To create an effective machine learning and deep learning model, you need more data, a way to clean the data and perform feature engineering on it. It is also a way to train models on your data in a reasonable amount of time. After that, you need a way to install your models, surveil them for drift over time, and retrain them as required.
If you have invested in compute resources and accelerators such as GPUs, you can do all of that on-premises. However, you may find that if your resources are adequate, they are also inactive much of the time. On the other side, it can sometimes be more cost-effective to run the entire pipeline in the cloud, applying large amounts of compute resources and accelerators and then releasing them.
The cloud providers have put significant effort into building out their machine learning platforms to support the entire machine learning lifecycle, from planning a project to maintaining a model during production. What are the capabilities every end-to-end machine learning platform should provide?
Know your data well
If you have the extensive amount of data to create precise models, you may not want to ship it halfway across the world. Distance isn’t a problem here; however, it’s about time. Data transmission speed is bounded by the speed of light, even on a perfect network with infinite bandwidth. Long-distance indicates latency.
The ideal case for large datasets is to create a model where the data already exists so that mass data transmission can be avoided. Several databases support it to a limited extent.
Support an ETL or ELT pipeline
ETL (export, transform, and load) and ELT (export, load, and transform) are two common data pipeline configurations in the database world. Machine learning and deep learning increases the need for these, especially the transform part. ELT provides more flexibility when your transformations need to alter as the load phase is usually the most time-consuming for big data.
Support an online environment for model building
The conventional wisdom is that you should import your data to your desktop for model building. The unlimited data needed to build good machine learning, and deep learning models changes the picture. Although you can download a small sample of data to your desktop for exploratory data analysis and model building, you need to have access to the entire data for production models.
Support scale-up and scale-out training
Except for training models, the compute and memory requirements of notebooks are usually minimal. It helps a notebook to spawn training jobs that run on multiple large virtual machine or containers. It also aids the training to access accelerators such as GPUs, TPUs, and FPGAs. These can reduce days of training to hours.
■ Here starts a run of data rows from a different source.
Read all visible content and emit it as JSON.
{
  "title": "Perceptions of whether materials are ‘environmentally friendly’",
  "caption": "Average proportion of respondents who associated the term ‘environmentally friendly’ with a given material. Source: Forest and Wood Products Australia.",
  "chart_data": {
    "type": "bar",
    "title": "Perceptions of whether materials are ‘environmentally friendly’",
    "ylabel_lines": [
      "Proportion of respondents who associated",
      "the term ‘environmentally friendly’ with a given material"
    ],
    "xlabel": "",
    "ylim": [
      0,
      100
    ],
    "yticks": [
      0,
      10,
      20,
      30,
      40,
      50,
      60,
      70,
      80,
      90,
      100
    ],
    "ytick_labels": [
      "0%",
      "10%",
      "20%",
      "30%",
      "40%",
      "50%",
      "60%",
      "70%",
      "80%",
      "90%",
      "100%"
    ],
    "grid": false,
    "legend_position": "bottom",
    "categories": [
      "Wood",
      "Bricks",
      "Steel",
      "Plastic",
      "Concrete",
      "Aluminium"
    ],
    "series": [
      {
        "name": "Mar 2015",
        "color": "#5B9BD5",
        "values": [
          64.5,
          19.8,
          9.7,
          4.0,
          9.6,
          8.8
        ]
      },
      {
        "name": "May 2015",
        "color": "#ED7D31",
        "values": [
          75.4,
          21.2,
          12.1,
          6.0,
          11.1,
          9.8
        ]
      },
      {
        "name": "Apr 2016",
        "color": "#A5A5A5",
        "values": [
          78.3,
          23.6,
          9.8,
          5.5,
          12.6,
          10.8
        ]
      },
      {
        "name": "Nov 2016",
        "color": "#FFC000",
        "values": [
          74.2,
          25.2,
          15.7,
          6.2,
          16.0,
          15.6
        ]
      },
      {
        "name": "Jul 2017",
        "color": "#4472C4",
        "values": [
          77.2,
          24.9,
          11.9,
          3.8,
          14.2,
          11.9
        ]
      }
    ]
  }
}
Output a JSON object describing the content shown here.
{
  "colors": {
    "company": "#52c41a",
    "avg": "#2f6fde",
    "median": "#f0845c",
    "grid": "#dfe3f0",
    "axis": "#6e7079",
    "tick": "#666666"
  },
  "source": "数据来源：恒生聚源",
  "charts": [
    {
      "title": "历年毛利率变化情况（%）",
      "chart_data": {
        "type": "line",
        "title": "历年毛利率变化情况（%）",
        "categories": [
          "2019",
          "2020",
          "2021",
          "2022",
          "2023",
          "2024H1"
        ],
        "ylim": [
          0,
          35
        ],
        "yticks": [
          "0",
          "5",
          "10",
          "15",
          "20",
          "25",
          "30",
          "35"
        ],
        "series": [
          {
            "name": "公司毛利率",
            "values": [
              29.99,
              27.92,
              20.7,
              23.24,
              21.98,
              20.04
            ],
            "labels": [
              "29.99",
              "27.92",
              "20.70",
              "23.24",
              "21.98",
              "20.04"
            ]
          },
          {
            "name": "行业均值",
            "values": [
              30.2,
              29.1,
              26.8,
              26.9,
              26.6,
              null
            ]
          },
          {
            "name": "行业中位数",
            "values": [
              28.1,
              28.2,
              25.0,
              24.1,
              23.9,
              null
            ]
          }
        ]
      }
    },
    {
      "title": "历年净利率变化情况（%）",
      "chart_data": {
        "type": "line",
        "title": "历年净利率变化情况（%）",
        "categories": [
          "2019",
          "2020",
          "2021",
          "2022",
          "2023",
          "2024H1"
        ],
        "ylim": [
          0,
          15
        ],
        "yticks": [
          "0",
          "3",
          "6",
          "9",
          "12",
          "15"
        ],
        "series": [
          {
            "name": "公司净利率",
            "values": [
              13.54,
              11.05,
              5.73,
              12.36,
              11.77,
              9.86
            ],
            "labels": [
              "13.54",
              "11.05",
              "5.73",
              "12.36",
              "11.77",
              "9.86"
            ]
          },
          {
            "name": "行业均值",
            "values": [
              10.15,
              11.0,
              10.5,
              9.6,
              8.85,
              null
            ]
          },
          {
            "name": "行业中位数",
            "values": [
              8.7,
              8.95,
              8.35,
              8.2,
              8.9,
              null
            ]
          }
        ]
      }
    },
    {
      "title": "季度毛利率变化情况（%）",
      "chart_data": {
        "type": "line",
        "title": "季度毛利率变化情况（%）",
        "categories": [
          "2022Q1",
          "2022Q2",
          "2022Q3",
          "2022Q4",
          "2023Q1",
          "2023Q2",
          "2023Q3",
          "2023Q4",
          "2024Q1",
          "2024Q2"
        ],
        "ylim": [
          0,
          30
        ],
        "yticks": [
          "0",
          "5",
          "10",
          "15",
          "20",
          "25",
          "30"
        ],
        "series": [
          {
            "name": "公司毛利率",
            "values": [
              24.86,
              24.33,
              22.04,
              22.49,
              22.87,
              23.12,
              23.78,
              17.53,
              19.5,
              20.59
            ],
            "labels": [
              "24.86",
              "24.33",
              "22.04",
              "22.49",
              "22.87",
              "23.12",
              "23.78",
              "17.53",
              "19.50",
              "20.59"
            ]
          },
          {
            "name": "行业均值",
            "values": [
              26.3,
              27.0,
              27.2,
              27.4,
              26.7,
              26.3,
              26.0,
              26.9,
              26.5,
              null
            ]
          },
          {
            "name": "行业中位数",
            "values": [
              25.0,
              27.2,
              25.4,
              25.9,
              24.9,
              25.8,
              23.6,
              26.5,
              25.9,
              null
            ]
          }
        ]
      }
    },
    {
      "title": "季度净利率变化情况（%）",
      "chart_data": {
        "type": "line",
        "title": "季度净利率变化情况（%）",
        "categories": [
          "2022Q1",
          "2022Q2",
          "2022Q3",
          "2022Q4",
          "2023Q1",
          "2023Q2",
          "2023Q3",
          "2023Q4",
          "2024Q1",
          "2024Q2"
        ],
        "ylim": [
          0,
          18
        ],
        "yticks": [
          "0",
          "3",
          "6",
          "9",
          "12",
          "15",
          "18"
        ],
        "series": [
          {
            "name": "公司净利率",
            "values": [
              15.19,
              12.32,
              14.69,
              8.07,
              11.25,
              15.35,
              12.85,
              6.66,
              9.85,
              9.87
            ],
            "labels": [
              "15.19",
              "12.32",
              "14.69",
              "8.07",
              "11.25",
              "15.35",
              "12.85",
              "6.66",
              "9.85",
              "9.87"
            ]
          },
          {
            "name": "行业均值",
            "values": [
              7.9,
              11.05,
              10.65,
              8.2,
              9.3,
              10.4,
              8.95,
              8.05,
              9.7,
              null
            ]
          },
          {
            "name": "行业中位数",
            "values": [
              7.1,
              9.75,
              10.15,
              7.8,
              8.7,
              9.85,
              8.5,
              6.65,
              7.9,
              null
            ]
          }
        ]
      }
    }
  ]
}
Support AutoML and automatic feature engineering
You might not be good at picking machine learning models selecting features and engineering new features from the raw observations. These are time-consuming and can be automated to a large extent. AutoML systems frequently try out many models to see which result in the best objective function values to minimize squared error for regression problems. An ideal AutoML system can also perform feature engineering, and use their resources effectively to pursue the best possible models with the best possible sets of configurations.
Offer tuned AI services
The giant cloud platforms offer robust and tuned AI services or solutions for many applications, not just image detection. These include language translation, speech to text, text to speech, forecasting, and recommendations. These services have already been trained and examined on more datasets than is generally available to businesses. These are also installed on service endpoints with sufficient computational resources, including accelerators to confirm good response times under worldwide load.
Control Costs
Last, you require ways to control the costs incurred by the models. Deploying production models frequently accounts for 90% of the value of deep learning. On the other hand, the training accounts for only 10% of the cost.
The best way to control prediction costs lies on your load and the complexity of your model. If the load is high, you might be able to use an accelerator to avoid adding more virtual machine instances. If the load is variable, you might be able to dynamically change the size or number of instances or containers as the load varies up and down. In case of a low or occasional load, you can use a tiny instance with a partial accelerator to handle the predictions.